If by making the weapon useful at high play, in turn makes them way op at low play, then there is something wrong with the way the weapon works. (that is ofc if you want you games weapons to play well at all ranges of skill that is.)
Some would just say that is good balance and lower players need to skill up or progress to the next level.
(ie learn the game and move up, not be catered to etc......just like moving from your provisional racing licence to an actual one or any other type of activity you must learn to progress to a higher class)
In which case that may be what was intended by the devs in the first place.
It really depends on the game and what you want from it....well what the devs want from it.
I really don't mind either direction tbh.
You either fix the mechanics of certain weapons if they cant be fixed by stats alone, or you tell the playerbase these weapons are fine at the top levels (once you make them that way) and that other people below have to learn to progress.
see we wouldnt have any problem between "casual" players and "hardcore" players if we just had simple things like real lobbies.

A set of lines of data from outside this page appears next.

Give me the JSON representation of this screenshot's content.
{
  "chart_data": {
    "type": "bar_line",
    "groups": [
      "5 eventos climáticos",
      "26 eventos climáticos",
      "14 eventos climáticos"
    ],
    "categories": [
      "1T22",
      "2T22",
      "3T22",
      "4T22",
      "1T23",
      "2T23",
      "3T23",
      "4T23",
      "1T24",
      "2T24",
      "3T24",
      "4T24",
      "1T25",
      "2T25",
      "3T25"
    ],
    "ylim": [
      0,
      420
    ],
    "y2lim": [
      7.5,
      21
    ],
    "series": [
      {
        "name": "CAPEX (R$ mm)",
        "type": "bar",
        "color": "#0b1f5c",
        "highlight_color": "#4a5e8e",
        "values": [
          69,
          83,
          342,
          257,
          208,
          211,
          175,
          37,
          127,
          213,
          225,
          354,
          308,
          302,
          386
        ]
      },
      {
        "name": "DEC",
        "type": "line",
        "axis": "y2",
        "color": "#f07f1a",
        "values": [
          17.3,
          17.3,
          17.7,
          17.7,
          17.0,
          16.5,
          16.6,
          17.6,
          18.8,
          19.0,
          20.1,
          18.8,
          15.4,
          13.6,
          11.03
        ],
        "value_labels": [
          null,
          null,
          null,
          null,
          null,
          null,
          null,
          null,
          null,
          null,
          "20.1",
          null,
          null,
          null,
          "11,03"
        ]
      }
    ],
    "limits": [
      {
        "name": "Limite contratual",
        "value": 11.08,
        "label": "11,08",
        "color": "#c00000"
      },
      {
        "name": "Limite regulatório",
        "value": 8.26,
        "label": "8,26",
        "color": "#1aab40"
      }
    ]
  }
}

games can be built to sort out balance issues on their own. problem is in this game, everyone gets thrown into the same pot. stirred around then spit out into some kinda of Counter Strike clone with big stompy robots and objectives that amount to "camp here" then move over and "camp there".

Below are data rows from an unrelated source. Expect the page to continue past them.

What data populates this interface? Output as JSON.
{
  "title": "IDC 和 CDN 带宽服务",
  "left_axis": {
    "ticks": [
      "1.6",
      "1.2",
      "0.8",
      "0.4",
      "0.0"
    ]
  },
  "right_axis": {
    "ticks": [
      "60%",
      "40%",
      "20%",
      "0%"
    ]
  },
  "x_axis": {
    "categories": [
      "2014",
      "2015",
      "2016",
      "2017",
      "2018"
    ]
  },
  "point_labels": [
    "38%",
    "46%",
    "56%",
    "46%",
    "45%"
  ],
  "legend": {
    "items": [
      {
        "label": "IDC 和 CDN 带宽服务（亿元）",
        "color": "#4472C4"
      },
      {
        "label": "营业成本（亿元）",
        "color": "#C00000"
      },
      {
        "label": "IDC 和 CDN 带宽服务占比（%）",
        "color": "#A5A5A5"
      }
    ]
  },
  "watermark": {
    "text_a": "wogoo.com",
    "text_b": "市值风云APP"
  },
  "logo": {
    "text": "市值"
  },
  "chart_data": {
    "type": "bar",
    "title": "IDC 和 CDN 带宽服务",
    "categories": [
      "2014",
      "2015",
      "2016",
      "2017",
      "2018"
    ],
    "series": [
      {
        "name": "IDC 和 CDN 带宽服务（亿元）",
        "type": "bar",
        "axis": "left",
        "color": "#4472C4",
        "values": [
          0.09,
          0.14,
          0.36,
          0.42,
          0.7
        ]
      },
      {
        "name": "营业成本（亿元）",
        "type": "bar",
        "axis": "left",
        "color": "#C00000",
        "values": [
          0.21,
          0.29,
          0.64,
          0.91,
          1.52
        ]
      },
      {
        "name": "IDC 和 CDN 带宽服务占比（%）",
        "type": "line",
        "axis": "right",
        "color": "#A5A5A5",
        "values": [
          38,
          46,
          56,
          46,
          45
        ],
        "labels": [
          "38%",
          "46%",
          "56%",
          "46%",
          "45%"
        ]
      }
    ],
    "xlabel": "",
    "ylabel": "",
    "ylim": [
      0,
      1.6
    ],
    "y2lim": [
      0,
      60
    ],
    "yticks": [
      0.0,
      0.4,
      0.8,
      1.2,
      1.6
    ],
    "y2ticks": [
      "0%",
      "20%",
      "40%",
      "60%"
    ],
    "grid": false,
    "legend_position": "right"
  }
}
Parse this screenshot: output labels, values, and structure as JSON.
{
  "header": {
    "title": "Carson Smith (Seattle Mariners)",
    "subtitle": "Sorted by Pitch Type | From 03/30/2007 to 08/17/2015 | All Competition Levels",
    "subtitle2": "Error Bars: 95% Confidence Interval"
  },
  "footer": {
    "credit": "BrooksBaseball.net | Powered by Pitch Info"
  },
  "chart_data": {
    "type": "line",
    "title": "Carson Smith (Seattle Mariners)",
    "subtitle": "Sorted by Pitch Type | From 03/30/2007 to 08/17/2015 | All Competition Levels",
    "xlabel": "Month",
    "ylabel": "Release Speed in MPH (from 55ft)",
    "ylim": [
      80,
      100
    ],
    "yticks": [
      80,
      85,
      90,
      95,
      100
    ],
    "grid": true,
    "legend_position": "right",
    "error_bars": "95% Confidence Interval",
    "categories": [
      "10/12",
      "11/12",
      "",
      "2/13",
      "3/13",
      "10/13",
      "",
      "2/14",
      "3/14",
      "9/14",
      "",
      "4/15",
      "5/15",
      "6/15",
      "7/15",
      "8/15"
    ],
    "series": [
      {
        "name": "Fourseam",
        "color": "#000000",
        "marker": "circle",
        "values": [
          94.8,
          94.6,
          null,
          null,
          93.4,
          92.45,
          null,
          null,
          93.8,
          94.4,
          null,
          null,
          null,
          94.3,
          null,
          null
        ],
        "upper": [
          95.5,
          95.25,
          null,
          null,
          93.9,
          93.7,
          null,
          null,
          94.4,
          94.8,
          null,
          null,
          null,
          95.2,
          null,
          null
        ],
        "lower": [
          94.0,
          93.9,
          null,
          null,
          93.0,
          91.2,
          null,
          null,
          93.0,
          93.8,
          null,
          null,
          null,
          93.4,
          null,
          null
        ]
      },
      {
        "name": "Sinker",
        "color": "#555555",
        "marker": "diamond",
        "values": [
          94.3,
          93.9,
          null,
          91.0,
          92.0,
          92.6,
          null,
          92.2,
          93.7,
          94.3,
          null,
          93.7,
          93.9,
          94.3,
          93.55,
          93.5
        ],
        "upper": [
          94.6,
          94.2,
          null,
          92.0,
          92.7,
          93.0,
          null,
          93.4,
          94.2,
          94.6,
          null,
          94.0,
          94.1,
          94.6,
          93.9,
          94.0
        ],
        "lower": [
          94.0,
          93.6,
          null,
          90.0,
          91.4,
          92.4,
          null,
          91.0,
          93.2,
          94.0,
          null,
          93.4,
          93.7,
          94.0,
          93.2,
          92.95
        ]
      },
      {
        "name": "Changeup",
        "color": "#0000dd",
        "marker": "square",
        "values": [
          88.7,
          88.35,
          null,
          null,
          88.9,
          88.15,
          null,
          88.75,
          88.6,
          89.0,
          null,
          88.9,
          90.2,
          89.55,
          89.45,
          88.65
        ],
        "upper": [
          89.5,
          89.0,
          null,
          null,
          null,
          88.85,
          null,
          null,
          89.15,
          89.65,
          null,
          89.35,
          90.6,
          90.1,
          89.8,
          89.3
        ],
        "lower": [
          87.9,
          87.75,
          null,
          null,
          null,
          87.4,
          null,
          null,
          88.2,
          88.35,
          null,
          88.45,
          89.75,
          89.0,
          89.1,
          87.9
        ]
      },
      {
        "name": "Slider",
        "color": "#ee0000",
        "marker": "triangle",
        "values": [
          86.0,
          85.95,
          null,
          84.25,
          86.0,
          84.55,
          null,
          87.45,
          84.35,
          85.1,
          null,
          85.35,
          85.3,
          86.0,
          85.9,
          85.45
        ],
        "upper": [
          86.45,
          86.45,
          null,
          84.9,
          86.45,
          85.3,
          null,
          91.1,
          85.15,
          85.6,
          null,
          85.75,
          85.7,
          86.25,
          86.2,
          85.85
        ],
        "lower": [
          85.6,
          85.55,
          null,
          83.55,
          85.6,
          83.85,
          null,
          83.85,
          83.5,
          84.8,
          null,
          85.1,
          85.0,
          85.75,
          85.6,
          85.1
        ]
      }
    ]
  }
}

simple things like custom combat variables (gravity, heat scale, est) for matches would go so far in restoring our faith in PGI.

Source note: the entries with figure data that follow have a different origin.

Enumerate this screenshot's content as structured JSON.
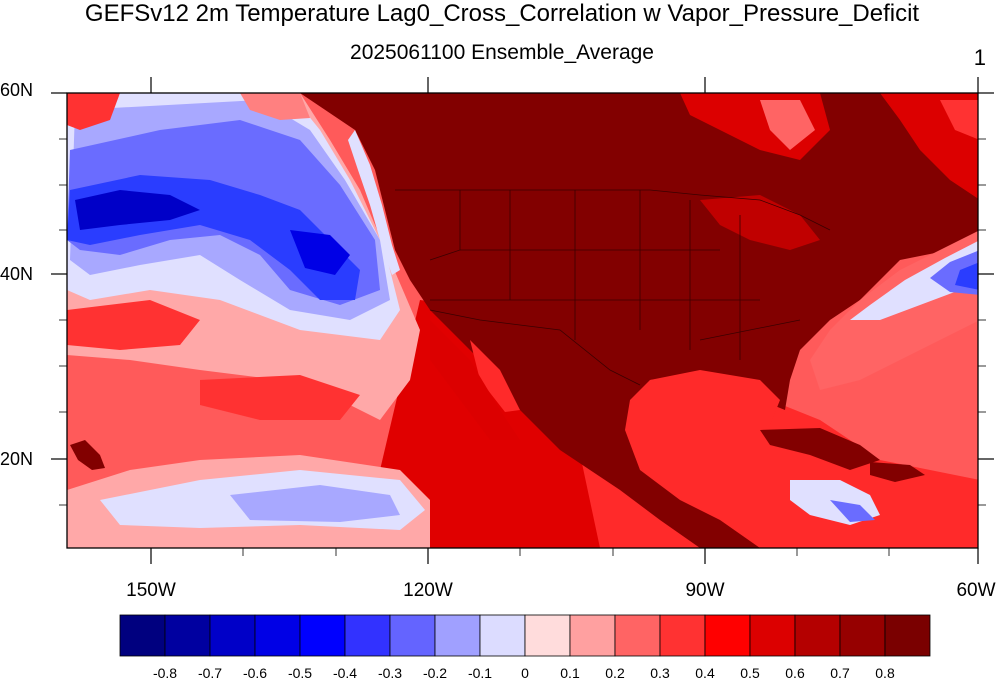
{
  "title": "GEFSv12 2m Temperature Lag0_Cross_Correlation w Vapor_Pressure_Deficit",
  "subtitle": "2025061100 Ensemble_Average",
  "panel_label": "1",
  "lat_labels": [
    "60N",
    "40N",
    "20N"
  ],
  "lon_labels": [
    "150W",
    "120W",
    "90W",
    "60W"
  ],
  "colorbar": {
    "labels": [
      "-0.8",
      "-0.7",
      "-0.6",
      "-0.5",
      "-0.4",
      "-0.3",
      "-0.2",
      "-0.1",
      "0",
      "0.1",
      "0.2",
      "0.3",
      "0.4",
      "0.5",
      "0.6",
      "0.7",
      "0.8"
    ],
    "colors": [
      "#00007f",
      "#0000a0",
      "#0000c8",
      "#0000e6",
      "#0000ff",
      "#3232ff",
      "#6464ff",
      "#a0a0ff",
      "#dcdcff",
      "#ffdcdc",
      "#ffa0a0",
      "#ff6464",
      "#ff3232",
      "#ff0000",
      "#dc0000",
      "#b40000",
      "#960000",
      "#7a0000"
    ]
  },
  "map_colors": {
    "ocean_blue_core": "#2a3dff",
    "ocean_blue_mid": "#6a6cff",
    "ocean_blue_light": "#a8a8ff",
    "ocean_white": "#e0e0ff",
    "pink": "#ffa8a8",
    "light_red": "#ff6464",
    "red": "#ff2a2a",
    "deep_red": "#dc0000",
    "land_dark": "#820000"
  }
}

but instead all they do is make more mechs, skins and maps. when it comes to the mechanics of the game PGI overwhelmingly says "working as intended" and part of the problem is that they wont admit that they have been wrong about alot of things for a long time. it shows how little they care about mechwarrior and actually making a good game, it shows that they really just care about the money and not the quality of their product.
no amount of lies and carrots on sticks will make people turn a blind eye and accept your lies.
honesty hurts sometimes, but humility lets you see things you wouldnt let yourself see before as a result of your pride.
this is also the reason why good games ARE balanced from top down. it does not make sense to make the game balanced around the lower 99% because it makes it impossible to for it to be balanced on the competitive level, something the mechwarrior franchise is never going to shake.
PGI has been lying to themselves and it shows because they say things like "we need to appeal to the broader community of online gamers".....
well sry to hurt your feelings PGI or whoever, but you dont get to "define" what mechwarrior is, it has already been defined for a long time and those that love this franchise are your only hope of ever reaching a sustainable gaming population. PGI should have known this from the start.
not trying to be mean at all but honestly the casual gamers will come and go, those that try this game for a week and stay were predestined to love mechwarrior.
those that play this game then write it off exactly the same. they would have left anyway no matter how "broadly" you attempt attract them.
me as an example, i love mechwarrior and because of that i try to make the most of this pile of {Scrap}. that includes things like b(redacted)ing-out the devs out for being lazy, wasting my money or otherwise being incompitent about something i think is worth the time and money to make into a great game for everyone.
if i didnt love mechwarrior i wouldnt even try to improve or help at all, i would just leave straight up. same for anyone else who didnt see the value as i do.
Edited by Mellifluer, 01 February 2014 - 08:10 PM.